Aggregation: Data Cubes and Materialized Views

When multiple queries frequently aggregate the same values, it is beneficial to cache those results. One way to create such a cache is by using materialized views. In relational databases, a materialized view is defined similarly to a standard (virtual) view, which is a table-like object derived from a query.

The key difference is that a materialized view stores the query results as a physical copy on disk, whereas a virtual view is merely a query shortcut that is expanded and executed on the fly at query time.

Because materialized views store denormalized data, they must be updated whenever the underlying data changes, which adds overhead to write operations. For this reason, they are primarily used in read-heavy data warehouse workloads.

A common special case of a materialized view is a data cube, also known as an OLAP cube, which precomputes aggregates across selected dimensions.

2-Dimensional Data Cube

Each cell in the following materialized view represents an aggregate value computed by the function Sales(Product, Region).

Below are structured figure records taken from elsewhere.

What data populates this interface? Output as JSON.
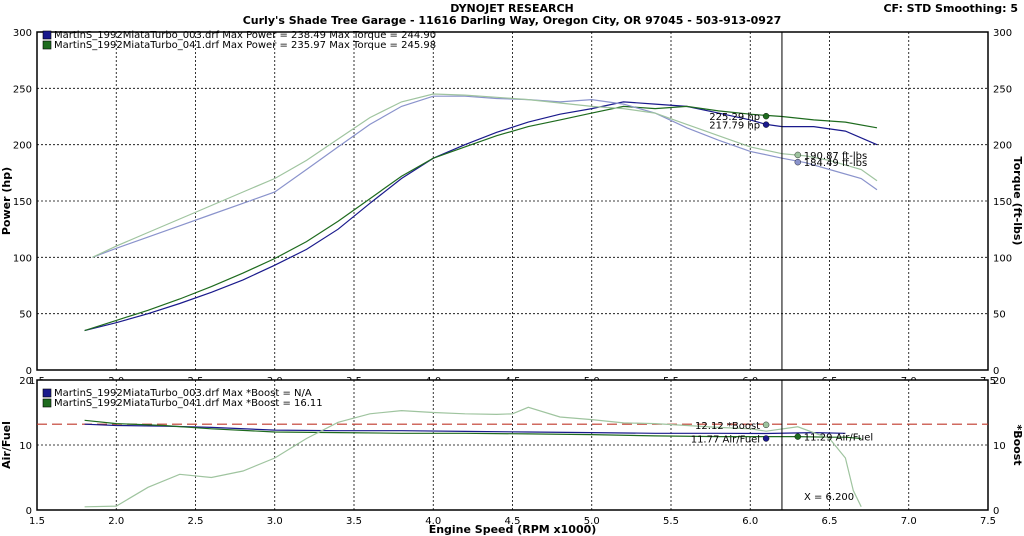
{
  "header": {
    "title": "DYNOJET RESEARCH",
    "subtitle": "Curly's Shade Tree Garage - 11616 Darling Way, Oregon City, OR 97045 - 503-913-0927",
    "correction": "CF: STD  Smoothing: 5"
  },
  "colors": {
    "run_003": "#1a1a8c",
    "run_041": "#1e6b1e",
    "torque_003": "#8a93cc",
    "torque_041": "#9fc49f",
    "afr_ref_line": "#c0392b",
    "grid": "#000000"
  },
  "chart_data": [
    {
      "type": "line",
      "title": "",
      "xlabel": "Engine Speed (RPM x1000)",
      "ylabel": "Power (hp)",
      "y2label": "Torque (ft-lbs)",
      "xlim": [
        1.5,
        7.5
      ],
      "ylim": [
        0,
        300
      ],
      "xticks": [
        "1.5",
        "2.0",
        "2.5",
        "3.0",
        "3.5",
        "4.0",
        "4.5",
        "5.0",
        "5.5",
        "6.0",
        "6.5",
        "7.0",
        "7.5"
      ],
      "yticks": [
        "0",
        "50",
        "100",
        "150",
        "200",
        "250",
        "300"
      ],
      "grid": true,
      "legend": [
        "MartinS_1992MiataTurbo_003.drf Max Power = 238.49     Max Torque = 244.90",
        "MartinS_1992MiataTurbo_041.drf Max Power = 235.97     Max Torque = 245.98"
      ],
      "cursor_x": 6.2,
      "series": [
        {
          "key": "run_003_power",
          "color_key": "run_003",
          "x": [
            1.8,
            2.0,
            2.2,
            2.4,
            2.6,
            2.8,
            3.0,
            3.2,
            3.4,
            3.6,
            3.8,
            4.0,
            4.2,
            4.4,
            4.6,
            4.8,
            5.0,
            5.2,
            5.4,
            5.6,
            5.8,
            6.0,
            6.1,
            6.2,
            6.4,
            6.6,
            6.8
          ],
          "y": [
            35,
            42,
            50,
            59,
            69,
            80,
            93,
            107,
            125,
            148,
            170,
            188,
            200,
            211,
            220,
            227,
            232,
            238,
            236,
            234,
            228,
            222,
            218,
            216,
            216,
            212,
            200
          ]
        },
        {
          "key": "run_041_power",
          "color_key": "run_041",
          "x": [
            1.8,
            2.0,
            2.2,
            2.4,
            2.6,
            2.8,
            3.0,
            3.2,
            3.4,
            3.6,
            3.8,
            4.0,
            4.2,
            4.4,
            4.6,
            4.8,
            5.0,
            5.2,
            5.4,
            5.6,
            5.8,
            6.0,
            6.1,
            6.2,
            6.4,
            6.6,
            6.8
          ],
          "y": [
            35,
            44,
            53,
            63,
            74,
            86,
            99,
            114,
            132,
            152,
            172,
            188,
            198,
            208,
            216,
            222,
            228,
            234,
            232,
            234,
            230,
            227,
            226,
            225,
            222,
            220,
            215
          ]
        },
        {
          "key": "run_003_torque",
          "color_key": "torque_003",
          "x": [
            1.85,
            2.0,
            2.2,
            2.4,
            2.6,
            2.8,
            3.0,
            3.2,
            3.4,
            3.6,
            3.8,
            4.0,
            4.2,
            4.4,
            4.6,
            4.8,
            5.0,
            5.2,
            5.4,
            5.6,
            5.8,
            6.0,
            6.2,
            6.35,
            6.5,
            6.7,
            6.8
          ],
          "y": [
            100,
            108,
            118,
            128,
            138,
            148,
            158,
            178,
            198,
            218,
            234,
            243,
            243,
            241,
            240,
            238,
            240,
            236,
            228,
            215,
            204,
            194,
            188,
            184,
            178,
            170,
            160
          ]
        },
        {
          "key": "run_041_torque",
          "color_key": "torque_041",
          "x": [
            1.85,
            2.0,
            2.2,
            2.4,
            2.6,
            2.8,
            3.0,
            3.2,
            3.4,
            3.6,
            3.8,
            4.0,
            4.2,
            4.4,
            4.6,
            4.8,
            5.0,
            5.2,
            5.4,
            5.6,
            5.8,
            6.0,
            6.2,
            6.35,
            6.5,
            6.7,
            6.8
          ],
          "y": [
            100,
            110,
            122,
            134,
            146,
            158,
            170,
            186,
            205,
            224,
            238,
            245,
            244,
            242,
            240,
            237,
            234,
            232,
            228,
            218,
            208,
            198,
            192,
            190,
            186,
            178,
            168
          ]
        }
      ],
      "annotations": [
        {
          "text": "225.29 hp",
          "x": 6.1,
          "y": 225.29,
          "color_key": "run_041",
          "side": "left"
        },
        {
          "text": "217.79 hp",
          "x": 6.1,
          "y": 217.79,
          "color_key": "run_003",
          "side": "left"
        },
        {
          "text": "190.87 ft-lbs",
          "x": 6.3,
          "y": 190.87,
          "color_key": "torque_041",
          "side": "right"
        },
        {
          "text": "184.49 ft-lbs",
          "x": 6.3,
          "y": 184.49,
          "color_key": "torque_003",
          "side": "right"
        }
      ]
    },
    {
      "type": "line",
      "title": "",
      "xlabel": "Engine Speed (RPM x1000)",
      "ylabel": "Air/Fuel",
      "y2label": "*Boost",
      "xlim": [
        1.5,
        7.5
      ],
      "ylim": [
        0,
        20
      ],
      "xticks": [
        "1.5",
        "2.0",
        "2.5",
        "3.0",
        "3.5",
        "4.0",
        "4.5",
        "5.0",
        "5.5",
        "6.0",
        "6.5",
        "7.0",
        "7.5"
      ],
      "yticks": [
        "0",
        "10",
        "20"
      ],
      "grid": true,
      "legend": [
        "MartinS_1992MiataTurbo_003.drf Max *Boost = N/A",
        "MartinS_1992MiataTurbo_041.drf Max *Boost = 16.11"
      ],
      "reference_line_y": 13.2,
      "cursor_x": 6.2,
      "cursor_readout": "X = 6.200",
      "series": [
        {
          "key": "run_003_afr",
          "color_key": "run_003",
          "x": [
            1.8,
            2.0,
            2.3,
            2.6,
            3.0,
            3.4,
            3.8,
            4.2,
            4.6,
            5.0,
            5.4,
            5.8,
            6.1,
            6.4,
            6.6
          ],
          "y": [
            13.2,
            13.0,
            12.9,
            12.7,
            12.3,
            12.2,
            12.2,
            12.1,
            12.0,
            11.9,
            11.8,
            11.8,
            11.77,
            11.9,
            11.8
          ]
        },
        {
          "key": "run_041_afr",
          "color_key": "run_041",
          "x": [
            1.8,
            2.0,
            2.3,
            2.6,
            3.0,
            3.4,
            3.8,
            4.2,
            4.6,
            5.0,
            5.4,
            5.8,
            6.1,
            6.3,
            6.5,
            6.6,
            6.7
          ],
          "y": [
            13.8,
            13.3,
            13.0,
            12.5,
            12.0,
            11.9,
            11.8,
            11.8,
            11.7,
            11.6,
            11.4,
            11.3,
            11.3,
            11.29,
            11.2,
            11.2,
            11.0
          ]
        },
        {
          "key": "run_041_boost",
          "color_key": "torque_041",
          "x": [
            1.8,
            2.0,
            2.2,
            2.4,
            2.6,
            2.8,
            3.0,
            3.2,
            3.4,
            3.6,
            3.8,
            4.0,
            4.2,
            4.4,
            4.5,
            4.6,
            4.8,
            5.0,
            5.2,
            5.4,
            5.6,
            5.8,
            6.0,
            6.1,
            6.3,
            6.5,
            6.6,
            6.65,
            6.7
          ],
          "y": [
            0.5,
            0.6,
            3.5,
            5.5,
            5.0,
            6.0,
            8.0,
            11.0,
            13.5,
            14.8,
            15.3,
            15.0,
            14.8,
            14.7,
            14.8,
            15.8,
            14.3,
            13.9,
            13.4,
            13.3,
            13.0,
            12.7,
            12.5,
            12.12,
            12.8,
            11.0,
            8.0,
            3.0,
            0.5
          ]
        }
      ],
      "annotations": [
        {
          "text": "12.12 *Boost",
          "x": 6.1,
          "y": 13.1,
          "color_key": "torque_041",
          "side": "left"
        },
        {
          "text": "11.77 Air/Fuel",
          "x": 6.1,
          "y": 11.0,
          "color_key": "run_003",
          "side": "left"
        },
        {
          "text": "11.29 Air/Fuel",
          "x": 6.3,
          "y": 11.29,
          "color_key": "run_041",
          "side": "right"
        }
      ]
    }
  ]
}
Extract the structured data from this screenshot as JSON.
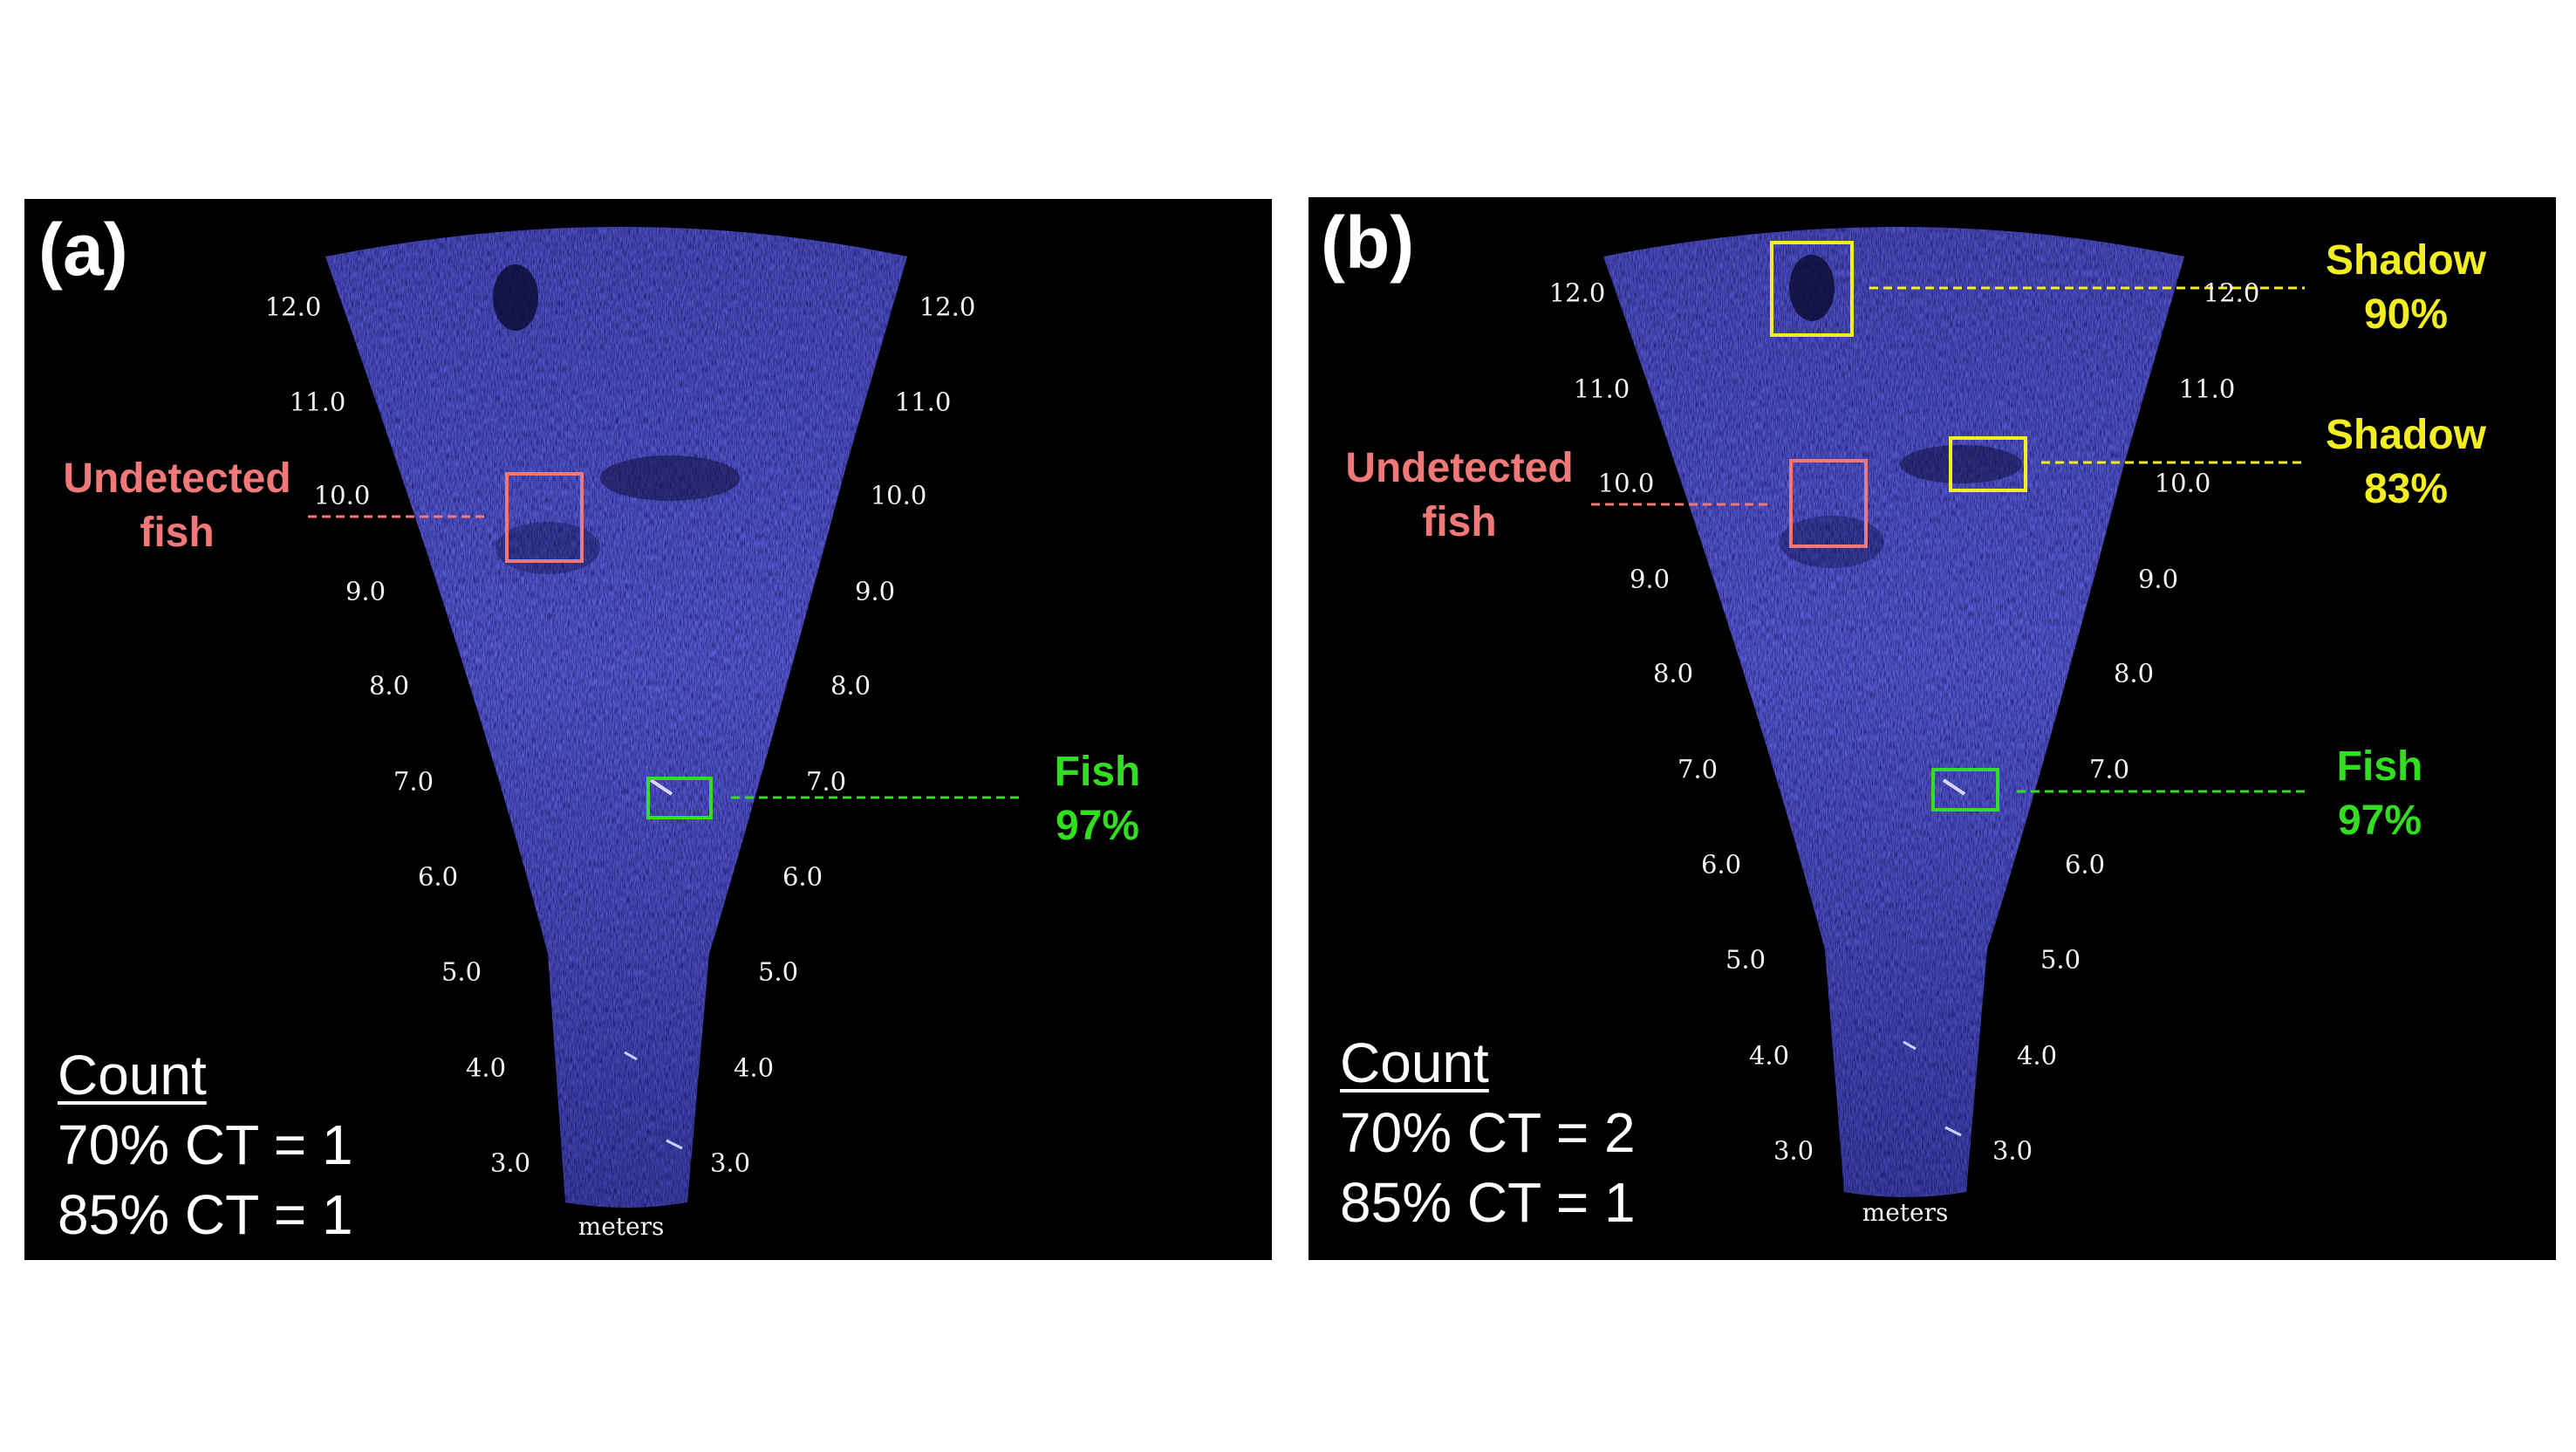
{
  "colors": {
    "sonar": "#5c5ed6",
    "undetected": "#f07878",
    "fish": "#33dd22",
    "shadow": "#f2ee22",
    "text": "#ffffff"
  },
  "panels": [
    {
      "letter": "(a)",
      "ticks": [
        "12.0",
        "11.0",
        "10.0",
        "9.0",
        "8.0",
        "7.0",
        "6.0",
        "5.0",
        "4.0",
        "3.0"
      ],
      "unit": "meters",
      "undetected": {
        "line1": "Undetected",
        "line2": "fish"
      },
      "fish": {
        "line1": "Fish",
        "line2": "97%"
      },
      "count": {
        "title": "Count",
        "row70": "70% CT = 1",
        "row85": "85% CT = 1"
      }
    },
    {
      "letter": "(b)",
      "ticks": [
        "12.0",
        "11.0",
        "10.0",
        "9.0",
        "8.0",
        "7.0",
        "6.0",
        "5.0",
        "4.0",
        "3.0"
      ],
      "unit": "meters",
      "undetected": {
        "line1": "Undetected",
        "line2": "fish"
      },
      "fish": {
        "line1": "Fish",
        "line2": "97%"
      },
      "shadow1": {
        "line1": "Shadow",
        "line2": "90%"
      },
      "shadow2": {
        "line1": "Shadow",
        "line2": "83%"
      },
      "count": {
        "title": "Count",
        "row70": "70% CT = 2",
        "row85": "85% CT = 1"
      }
    }
  ]
}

                       Region →
         ┌───────────┬────────────────────┐
         │           │  East   West  South│
         ├───────────┼────────────────────┤
         │ Milk      │  120    100     80 │
Product ↓│ Bread     │   90    110     70 │
         │ Juice     │  150    130    120 │
         └───────────┴────────────────────┘

Using the same principle, higher-dimensional cubes can be constructed. The main advantage of a materialized data cube is that certain analytical queries become extremely fast because the results are precomputed. The trade-off is reduced flexibility, as data cubes cannot support the full range of queries that can be executed against the raw, detailed data.